I swung back and said casually, “Like I was saying, Frankie, turn her loose. Before I come over there and spank you.”

It had been a gamble, of course. I might not have tried it if Frankie had been holding a gun. Startled, he might have fired by mistake. But it’s hard to do serious damage with a knife by mistake. The kid was still standing, biting her lip against the pain of the nervous knifepoint in her back.

“You shouldn’t have done that, mister!” Frankie’s face was shiny. “Drop the stick! I won’t tell you again. Drop it or I’ll—”

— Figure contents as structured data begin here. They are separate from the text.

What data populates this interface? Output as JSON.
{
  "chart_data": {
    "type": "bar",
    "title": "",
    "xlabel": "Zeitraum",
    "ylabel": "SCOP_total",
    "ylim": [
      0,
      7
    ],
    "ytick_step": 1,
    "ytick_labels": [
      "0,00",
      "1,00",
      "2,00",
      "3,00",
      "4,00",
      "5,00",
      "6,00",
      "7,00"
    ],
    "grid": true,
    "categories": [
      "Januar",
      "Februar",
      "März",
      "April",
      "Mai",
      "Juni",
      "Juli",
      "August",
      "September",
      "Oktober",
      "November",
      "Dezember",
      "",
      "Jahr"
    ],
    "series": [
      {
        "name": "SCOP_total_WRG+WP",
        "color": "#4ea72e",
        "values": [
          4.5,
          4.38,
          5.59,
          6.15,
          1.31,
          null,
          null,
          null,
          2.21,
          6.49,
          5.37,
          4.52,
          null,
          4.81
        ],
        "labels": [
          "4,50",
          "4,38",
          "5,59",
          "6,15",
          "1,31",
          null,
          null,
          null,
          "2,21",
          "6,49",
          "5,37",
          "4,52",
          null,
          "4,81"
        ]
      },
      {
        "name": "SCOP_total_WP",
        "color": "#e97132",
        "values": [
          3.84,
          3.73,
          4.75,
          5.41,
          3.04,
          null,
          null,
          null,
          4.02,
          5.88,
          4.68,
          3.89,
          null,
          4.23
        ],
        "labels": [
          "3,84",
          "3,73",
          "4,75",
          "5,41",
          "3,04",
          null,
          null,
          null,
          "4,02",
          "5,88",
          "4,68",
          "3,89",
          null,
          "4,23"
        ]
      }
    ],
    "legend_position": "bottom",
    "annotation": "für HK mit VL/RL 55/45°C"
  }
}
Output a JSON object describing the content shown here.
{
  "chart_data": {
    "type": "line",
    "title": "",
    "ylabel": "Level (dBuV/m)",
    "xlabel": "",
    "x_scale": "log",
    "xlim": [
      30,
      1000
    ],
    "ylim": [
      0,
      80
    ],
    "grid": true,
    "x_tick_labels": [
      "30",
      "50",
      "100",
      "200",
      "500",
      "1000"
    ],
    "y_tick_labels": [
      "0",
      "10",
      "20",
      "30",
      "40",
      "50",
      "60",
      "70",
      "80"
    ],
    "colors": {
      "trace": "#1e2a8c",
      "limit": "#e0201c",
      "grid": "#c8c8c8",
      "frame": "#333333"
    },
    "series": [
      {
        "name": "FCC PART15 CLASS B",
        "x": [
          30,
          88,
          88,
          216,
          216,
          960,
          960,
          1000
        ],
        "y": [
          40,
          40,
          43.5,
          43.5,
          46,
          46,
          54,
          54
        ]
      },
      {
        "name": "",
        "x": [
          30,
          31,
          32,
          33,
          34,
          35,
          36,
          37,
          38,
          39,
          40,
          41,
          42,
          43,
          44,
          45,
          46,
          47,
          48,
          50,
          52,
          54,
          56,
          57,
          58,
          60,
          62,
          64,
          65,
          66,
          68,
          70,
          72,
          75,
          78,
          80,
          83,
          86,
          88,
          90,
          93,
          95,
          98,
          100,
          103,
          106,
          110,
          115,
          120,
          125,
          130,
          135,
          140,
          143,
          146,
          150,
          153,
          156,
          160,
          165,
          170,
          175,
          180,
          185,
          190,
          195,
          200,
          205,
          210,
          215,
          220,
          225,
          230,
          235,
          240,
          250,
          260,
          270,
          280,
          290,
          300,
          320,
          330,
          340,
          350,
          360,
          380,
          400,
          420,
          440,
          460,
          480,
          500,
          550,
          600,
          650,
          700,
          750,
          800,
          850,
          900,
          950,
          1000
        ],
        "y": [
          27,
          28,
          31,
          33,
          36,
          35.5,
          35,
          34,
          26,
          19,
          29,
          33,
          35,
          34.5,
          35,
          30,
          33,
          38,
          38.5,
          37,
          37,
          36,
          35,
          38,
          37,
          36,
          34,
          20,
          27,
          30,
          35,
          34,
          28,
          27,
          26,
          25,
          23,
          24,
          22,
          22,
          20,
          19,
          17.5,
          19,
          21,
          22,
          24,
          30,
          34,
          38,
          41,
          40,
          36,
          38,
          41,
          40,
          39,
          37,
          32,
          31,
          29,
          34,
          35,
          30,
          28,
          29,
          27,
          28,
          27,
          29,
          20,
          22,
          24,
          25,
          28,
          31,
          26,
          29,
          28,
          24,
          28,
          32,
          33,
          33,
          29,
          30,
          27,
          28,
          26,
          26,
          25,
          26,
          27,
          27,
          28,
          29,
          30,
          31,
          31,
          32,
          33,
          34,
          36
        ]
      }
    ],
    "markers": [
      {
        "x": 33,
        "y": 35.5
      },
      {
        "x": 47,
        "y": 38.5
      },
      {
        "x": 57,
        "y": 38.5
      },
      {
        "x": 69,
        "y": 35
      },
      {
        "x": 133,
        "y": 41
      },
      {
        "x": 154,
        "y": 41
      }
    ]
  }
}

“You’ll do what?” I said. “Kill her? What’ll that get you?” I spat on the ground between us. “I’ll tell you what it’ll get you, punk. It’ll get you dead. I’ve got longer legs than you and I know the woods real good. You so much as break the skin with that knife you’re holding and I’ll run you down and kill you. Now make up your mind. Turn her loose and I won’t hurt you. Make me wait any longer and I’ll take you apart and throw the pieces in the lake. Come on, Junior, don’t just stand there trying to look tough. You may be tough for here, but down around Denver where I come from, little boys like you don’t go out without their mothers.” I looked at him for a moment longer, and made a sound of disgust. I threw the stick away from me. “There. No stick.
Now
what are you going to do, Sonnyboy?”

It worked. Not only had I knocked his partner unconscious, I’d also hurt his pride. I’d belittled him in front of two females. Furthermore, even his limited brain was capable of understanding, at last, that nothing he did to Penny was going to help him get the truck he badly needed to get away. It was me he had to kill, and he stepped around her to do it.

He came in with the knife. Unlike Mousie, he knew enough to hold it like a sword, not an icepick, but that was about all he knew. He came in cautiously at first, but when I gave ground he gained courage and tried a rush. I did it strictly by the book, moving quickly to his right and using a circular karate kick to disarm him. It’s better to use the feet when dealing with a knife, since feet generally have shoes on them—in this case a fairly heavy boot, since I was dressed for camping.

The knife flew out of his grasp. The force of the kick spun him away from me, grasping his bruised hand. I kicked again, since I was in the footwork groove, and cut his legs out from under him. Then I stepped up and kicked him carefully in the head. I went over and got his knife and threw it into the lake. It wasn’t worth saving: one of those crude imitation Bowies sold to the kind of hunters who think they need a big knife for protection from deer and rabbits.